Commodities
Contracts, Funds & Hybrids
(June
21, 1999)
"Would
it be possible for you to tell me if the following three
items are correct or if not -- direct me to someone who
can.
1.
Commodities Contracts -- You need to put up as little
as 2% to 10% of the value of the underlying commodity
contract to get in on the action. "
2. Commodity
Funds -- Is there a secondary market?
3.
Hybrid Commodity Funds Some brokerage firms offer the
chance to take a toe-in-the-water approach to the commodities
markets through hybrid instruments that combine a commodities
investment with a safe one. Such hybrids may promise you
your money back if you stay the course, plus a shot at
making big money in the commodities market. Say that you
invest $10,000. A hybrid fund may take $6,000 of that
to buy US Treasury zero-coupon bonds that return $10,000
in five years at maturity.
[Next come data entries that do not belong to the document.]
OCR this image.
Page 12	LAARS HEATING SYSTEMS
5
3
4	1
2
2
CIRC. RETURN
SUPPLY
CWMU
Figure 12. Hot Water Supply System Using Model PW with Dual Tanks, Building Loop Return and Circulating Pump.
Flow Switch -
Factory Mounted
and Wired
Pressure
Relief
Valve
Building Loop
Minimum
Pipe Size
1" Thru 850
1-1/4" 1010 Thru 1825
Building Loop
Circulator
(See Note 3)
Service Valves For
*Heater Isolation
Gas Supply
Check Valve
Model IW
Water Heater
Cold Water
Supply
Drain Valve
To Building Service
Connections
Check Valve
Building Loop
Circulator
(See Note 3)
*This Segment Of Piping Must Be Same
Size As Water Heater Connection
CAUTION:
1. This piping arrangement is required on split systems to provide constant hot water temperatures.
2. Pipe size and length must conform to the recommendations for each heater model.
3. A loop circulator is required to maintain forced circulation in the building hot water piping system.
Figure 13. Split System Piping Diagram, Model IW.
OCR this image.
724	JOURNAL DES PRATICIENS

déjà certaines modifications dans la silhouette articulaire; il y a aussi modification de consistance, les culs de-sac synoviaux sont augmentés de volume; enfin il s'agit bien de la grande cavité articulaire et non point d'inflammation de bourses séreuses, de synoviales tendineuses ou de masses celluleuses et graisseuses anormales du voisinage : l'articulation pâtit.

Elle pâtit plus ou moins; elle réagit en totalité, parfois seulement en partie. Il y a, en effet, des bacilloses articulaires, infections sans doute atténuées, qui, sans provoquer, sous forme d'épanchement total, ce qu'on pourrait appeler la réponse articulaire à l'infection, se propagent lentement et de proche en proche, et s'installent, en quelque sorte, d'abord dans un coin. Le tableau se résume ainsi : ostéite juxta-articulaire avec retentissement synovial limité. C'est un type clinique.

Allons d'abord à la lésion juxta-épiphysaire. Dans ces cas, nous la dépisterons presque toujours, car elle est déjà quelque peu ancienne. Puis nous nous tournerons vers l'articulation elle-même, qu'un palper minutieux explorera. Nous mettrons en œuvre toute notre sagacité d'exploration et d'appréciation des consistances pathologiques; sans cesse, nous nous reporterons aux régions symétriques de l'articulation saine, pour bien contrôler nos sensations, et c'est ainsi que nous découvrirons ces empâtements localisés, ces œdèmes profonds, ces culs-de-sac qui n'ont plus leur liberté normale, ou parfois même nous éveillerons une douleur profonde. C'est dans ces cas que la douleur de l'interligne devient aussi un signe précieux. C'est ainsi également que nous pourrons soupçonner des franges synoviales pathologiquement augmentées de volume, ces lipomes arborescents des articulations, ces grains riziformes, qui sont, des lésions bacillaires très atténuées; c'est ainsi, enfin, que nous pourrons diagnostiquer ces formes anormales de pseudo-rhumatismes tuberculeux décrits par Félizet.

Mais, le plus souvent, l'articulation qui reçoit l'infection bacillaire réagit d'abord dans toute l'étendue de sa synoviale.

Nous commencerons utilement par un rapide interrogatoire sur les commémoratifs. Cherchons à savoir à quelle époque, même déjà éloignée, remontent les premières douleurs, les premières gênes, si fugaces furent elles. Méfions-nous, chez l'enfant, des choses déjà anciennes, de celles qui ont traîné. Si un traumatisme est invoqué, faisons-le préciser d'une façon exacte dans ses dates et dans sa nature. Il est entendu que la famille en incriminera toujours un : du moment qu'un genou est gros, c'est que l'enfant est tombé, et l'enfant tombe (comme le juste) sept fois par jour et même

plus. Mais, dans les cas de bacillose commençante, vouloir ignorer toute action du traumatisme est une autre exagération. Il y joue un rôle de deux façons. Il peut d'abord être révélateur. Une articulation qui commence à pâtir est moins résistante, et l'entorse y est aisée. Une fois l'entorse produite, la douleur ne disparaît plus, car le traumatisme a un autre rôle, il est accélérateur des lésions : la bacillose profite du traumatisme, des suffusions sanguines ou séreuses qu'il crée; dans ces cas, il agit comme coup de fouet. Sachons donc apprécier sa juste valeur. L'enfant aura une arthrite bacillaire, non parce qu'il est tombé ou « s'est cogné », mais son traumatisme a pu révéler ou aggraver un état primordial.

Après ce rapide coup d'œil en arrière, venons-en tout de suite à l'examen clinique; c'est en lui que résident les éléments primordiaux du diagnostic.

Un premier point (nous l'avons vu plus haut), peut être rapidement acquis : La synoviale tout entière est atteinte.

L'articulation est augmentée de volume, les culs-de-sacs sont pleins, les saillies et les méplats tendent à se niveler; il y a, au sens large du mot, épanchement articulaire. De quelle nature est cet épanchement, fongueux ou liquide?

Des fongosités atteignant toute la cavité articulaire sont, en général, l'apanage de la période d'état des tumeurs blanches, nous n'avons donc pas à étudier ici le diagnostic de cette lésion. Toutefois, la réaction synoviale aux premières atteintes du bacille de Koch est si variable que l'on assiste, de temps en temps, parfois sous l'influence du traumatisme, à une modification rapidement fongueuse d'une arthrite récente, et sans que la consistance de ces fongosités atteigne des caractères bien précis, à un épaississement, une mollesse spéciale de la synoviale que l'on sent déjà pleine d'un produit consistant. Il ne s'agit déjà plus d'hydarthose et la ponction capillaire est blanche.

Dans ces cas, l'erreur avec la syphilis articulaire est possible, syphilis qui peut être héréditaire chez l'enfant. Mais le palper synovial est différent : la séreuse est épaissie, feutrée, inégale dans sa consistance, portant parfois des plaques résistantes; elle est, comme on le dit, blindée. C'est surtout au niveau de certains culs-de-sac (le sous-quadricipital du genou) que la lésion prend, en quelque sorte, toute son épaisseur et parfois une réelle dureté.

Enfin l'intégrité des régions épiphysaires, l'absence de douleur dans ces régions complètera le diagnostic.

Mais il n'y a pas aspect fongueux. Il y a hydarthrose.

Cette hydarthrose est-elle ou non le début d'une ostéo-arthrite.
This means that you're fairly
well assured of getting your original investment back
if you hold your shares for five years. Your remaining
$4,000 goes to a smart commodities manager who may just
get you a nice additional profit. The problem with these
funds is that they are expensive. One popular offering
collects a fee of 6% per year on total net assets?even
on funds just sitting there, invested in Treasury zeros.
As noted in the fine print in the prospectus, that's equivalent
to a 15% annual fee on the $4,000 you have invested in
commodities. You could do a lot better on your own by
finding a less risky speculation and buying your own T-zero.